ER Audio actually carries two different kinds of polyurethane glue for electrostatics, and I have tried both of them. There is one available in a 100ml bottle simply called Polyurethane, and another glue in a 20g applicator bottle that is referred to as Diaphragm Adhesive. The Diaphragm Adhesive will bond the diaphragm to the stators, but it tends to come out in big drops and I find it difficult to control during application. The 100ml Polyurethane, on the other hand, will bond both diaphragm to spacer and spacer to stator quite well, so I ended up using the 100ml Polyurethane glue exclusively.

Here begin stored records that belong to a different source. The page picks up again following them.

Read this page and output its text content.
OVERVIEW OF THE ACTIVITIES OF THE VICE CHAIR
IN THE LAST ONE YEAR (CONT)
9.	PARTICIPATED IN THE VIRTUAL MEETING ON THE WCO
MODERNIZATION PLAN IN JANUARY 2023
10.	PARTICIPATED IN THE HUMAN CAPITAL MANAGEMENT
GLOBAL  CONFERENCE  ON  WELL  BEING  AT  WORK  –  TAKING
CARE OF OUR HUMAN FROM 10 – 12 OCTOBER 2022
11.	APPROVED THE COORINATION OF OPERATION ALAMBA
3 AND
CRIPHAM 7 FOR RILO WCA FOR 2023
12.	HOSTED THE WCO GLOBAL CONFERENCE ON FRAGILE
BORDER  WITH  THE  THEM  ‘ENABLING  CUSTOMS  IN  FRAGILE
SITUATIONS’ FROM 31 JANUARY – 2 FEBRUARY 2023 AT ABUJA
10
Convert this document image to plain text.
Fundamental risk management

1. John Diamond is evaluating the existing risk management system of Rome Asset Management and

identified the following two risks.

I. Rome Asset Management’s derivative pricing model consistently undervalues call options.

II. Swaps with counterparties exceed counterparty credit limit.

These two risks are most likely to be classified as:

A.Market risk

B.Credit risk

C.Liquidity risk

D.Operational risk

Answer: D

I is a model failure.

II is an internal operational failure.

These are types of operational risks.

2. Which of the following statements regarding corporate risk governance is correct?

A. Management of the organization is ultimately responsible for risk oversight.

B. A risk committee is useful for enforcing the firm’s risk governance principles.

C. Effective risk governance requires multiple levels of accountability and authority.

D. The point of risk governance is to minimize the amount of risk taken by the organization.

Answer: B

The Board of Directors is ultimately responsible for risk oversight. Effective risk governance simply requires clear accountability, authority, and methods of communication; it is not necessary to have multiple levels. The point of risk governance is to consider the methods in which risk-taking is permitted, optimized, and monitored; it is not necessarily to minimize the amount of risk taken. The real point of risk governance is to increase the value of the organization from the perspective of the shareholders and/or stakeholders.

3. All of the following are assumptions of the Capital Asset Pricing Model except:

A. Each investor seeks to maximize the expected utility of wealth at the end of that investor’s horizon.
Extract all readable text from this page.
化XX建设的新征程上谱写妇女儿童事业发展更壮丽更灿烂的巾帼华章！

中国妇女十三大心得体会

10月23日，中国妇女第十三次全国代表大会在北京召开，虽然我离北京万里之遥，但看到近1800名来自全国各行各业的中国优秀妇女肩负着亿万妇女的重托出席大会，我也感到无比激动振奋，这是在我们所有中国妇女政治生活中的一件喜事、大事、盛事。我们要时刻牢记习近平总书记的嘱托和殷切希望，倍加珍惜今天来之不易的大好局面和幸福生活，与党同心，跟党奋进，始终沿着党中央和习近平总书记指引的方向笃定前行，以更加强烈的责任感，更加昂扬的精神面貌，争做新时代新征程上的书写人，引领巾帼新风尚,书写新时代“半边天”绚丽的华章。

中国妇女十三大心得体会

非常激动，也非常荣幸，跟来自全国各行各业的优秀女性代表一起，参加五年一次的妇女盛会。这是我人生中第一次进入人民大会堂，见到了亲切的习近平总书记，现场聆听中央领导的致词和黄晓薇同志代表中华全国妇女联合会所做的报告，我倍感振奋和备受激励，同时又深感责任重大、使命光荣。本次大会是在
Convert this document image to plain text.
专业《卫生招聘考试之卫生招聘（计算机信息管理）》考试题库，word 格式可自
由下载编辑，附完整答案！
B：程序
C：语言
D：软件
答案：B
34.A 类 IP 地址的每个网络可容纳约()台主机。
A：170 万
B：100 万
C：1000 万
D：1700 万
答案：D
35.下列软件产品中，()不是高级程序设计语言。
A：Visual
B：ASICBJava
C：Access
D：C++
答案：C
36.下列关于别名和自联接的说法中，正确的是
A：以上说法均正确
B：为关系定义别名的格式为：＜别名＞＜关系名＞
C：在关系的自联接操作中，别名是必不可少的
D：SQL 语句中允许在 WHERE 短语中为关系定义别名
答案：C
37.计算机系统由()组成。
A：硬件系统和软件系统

The only problem with the 100ml Polyurethane is that ER Audio delivers it in a bottle without any applicator tip. The reason is that they expect the glue to be poured out and applied with rollers. To me, this method would be messy and wasteful of glue; what I want is to apply a very thin bead in the areas to be bonded.
My solution was to buy the 100ml bottle from ER Audio but to transfer it to another container as soon as I received it. You need to do this quickly since you don't want to expose the glue to air for very long. And it is also a good idea to do this in a well-ventilated area and wear a respirator since you will be exposed to a lot of fumes from the glue (this is about the only time I wear a respirator when using this glue, since the tiny amounts applied during gluing steps don't seem to bother me - however you should always wear protective gloves when there is any chance that the glue could come in contact with your hands). I use as large a funnel as possible to transfer the glue, since it is very thick and will pour slowly if constricted. Once the glue is transferred, it is a good idea to keep the new container inside a zip-lock bag to minimize exposure to the air and prolong the life of the glue. I have found that with these precautions one bottle of glue will last for several months and is sufficient to construct around 10 cells or so.
I obtained the bottles I use from Howard Electronic Instruments. I use a 4oz bottle with Luer Lock Cap, part number JG4.0BC. You can also buy extra caps (part number JGC512), which you should since the cap tends to get plugged up after a few gluing steps. In addition to the bottle and cap, you need to buy plastic tapered-tip needles in order to apply the glue. I use the 16 gauge tapered needles, part number JG16-1.25TT, which are grey in color. This needle will allow you to apply a very thin bead of glue, which is all you really need since the glue spreads out when you press the pieces to be bonded together. You need to get extra needles, since they will plug up after almost every gluing step. You may find that you prefer using a different size tip, and Howard Electronics has many to choose from; I doubt that you will want a smaller needle, but you may prefer one with a bigger opening than the one I use. I also ordered rubber tip caps to seal the needle between gluing steps, part number JG125TCP. The photo on this page shows the glue after it has been transferred to the new container (and after some has been used).